User story: nightly quality gate — golden suite as regression blocker

User story

As the rig operator

I want a nightly evaluation harness that runs the current rig against a fixed task set and fails the pipeline on >10% regression on any tracked metric

So that prompt changes, dependency bumps, and model upgrades cannot silently degrade quality; autonomy-tier promotion (T1 → T2 → T3) has a defensible data source; and the headline claim “~20 min issue→merge, ~$0.62/task” is an invariant with guard rails, not a snapshot.

Context

See whats-next whitepaper §Priority 4 and the source quality-and-evaluation.md whitepaper.

Today the rig has zero automated quality gates. Every change is a hope — “probably fine, CI was green.” The source whitepaper is explicit: “the agents are doing well” is not evidence; a dashboard line is. Implementation-status tracks 7 quality-and-evaluation capabilities, 0 deployed.
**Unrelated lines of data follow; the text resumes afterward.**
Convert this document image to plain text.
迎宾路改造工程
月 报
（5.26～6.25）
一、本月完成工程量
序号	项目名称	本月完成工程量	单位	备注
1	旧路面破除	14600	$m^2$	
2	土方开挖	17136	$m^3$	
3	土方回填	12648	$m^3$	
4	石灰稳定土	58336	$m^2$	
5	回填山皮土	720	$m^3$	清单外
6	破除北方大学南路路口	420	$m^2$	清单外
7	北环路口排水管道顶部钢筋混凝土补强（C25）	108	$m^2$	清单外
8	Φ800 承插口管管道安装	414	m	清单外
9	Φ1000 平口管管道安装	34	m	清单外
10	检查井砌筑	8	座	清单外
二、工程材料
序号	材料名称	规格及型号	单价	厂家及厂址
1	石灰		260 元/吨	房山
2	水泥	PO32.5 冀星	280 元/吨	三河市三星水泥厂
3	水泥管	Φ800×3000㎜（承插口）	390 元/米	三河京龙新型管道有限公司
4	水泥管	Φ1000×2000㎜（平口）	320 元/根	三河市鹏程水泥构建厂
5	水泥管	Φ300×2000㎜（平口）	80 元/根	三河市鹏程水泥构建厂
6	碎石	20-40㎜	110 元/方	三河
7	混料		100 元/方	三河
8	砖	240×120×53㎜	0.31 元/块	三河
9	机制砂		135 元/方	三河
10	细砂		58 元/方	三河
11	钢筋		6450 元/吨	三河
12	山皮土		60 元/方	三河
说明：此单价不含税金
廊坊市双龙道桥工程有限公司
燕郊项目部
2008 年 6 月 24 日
The golden suite is not SWE-bench, it’s our tasks — the ones the rig actually runs in production, fixtured and replayable. SWE-bench Pro is a separate, weekly, broader check for trend lines. Per-incident regression cases grow the suite organically — every bug the rig misses becomes a new test.

Acceptance criteria

⏳ Golden suite of 10 internal tasks — seeded from real merged issues across rig-conductor, rig-docs, rig-gitops. Each task has a fixture (starting SHA, issue body, expected diff scope) and a grading rubric (compile clean, tests pass, acceptance-criteria checklist).
⏳ Nightly harness deployed as a CronJob — runs at 02:00 UTC (low contention with dispatch). Spins up ephemeral agent runtimes against the golden suite; posts results to Phoenix (via Priority 2) and the rig-conductor event store.
⏳ Grafana dashboard for the 10-task trend — pass rate, median latency, median cost, median turns. Available for screenshot in weekly reviews.
⏳ Regression threshold — > 10% degradation on any of {pass rate, median cost, median latency} versus rolling 7-day baseline fails the pipeline and alerts to Discord.
⏳ Per-incident regression cases — every production bug the rig misses gets a row in regression-cases/ + a new task in the nightly suite within the same PR that fixes it. Discipline, not automation.
⏳ Weekly SWE-bench Pro subset — ~20 tasks, runs Saturday 02:00 UTC; budget ~$20–40/week; trend line only, does not block the pipeline. Dropped first if budget tightens.
⏳ Cost dashboard row — the nightly run’s spend is itself tracked via Priority 3 virtual keys; nightly-eval becomes a rig user for attribution.

What it unblocks

Autonomy tier promotion from T1 to T2. Per trust-model.md, T2 requires “20 successful runs, zero rollbacks, quality metrics within tolerance.” That sentence is meaningless without a fixed definition of “successful run” — the nightly suite is that definition.
Per-PR regression gate (follow-up Phase 2) can be hung on the same scaffold: PRs touching prompts or brain content trigger a subset of the nightly suite before merge.
Property-based testing on labeled changes (Phase 2) uses the same harness plumbing.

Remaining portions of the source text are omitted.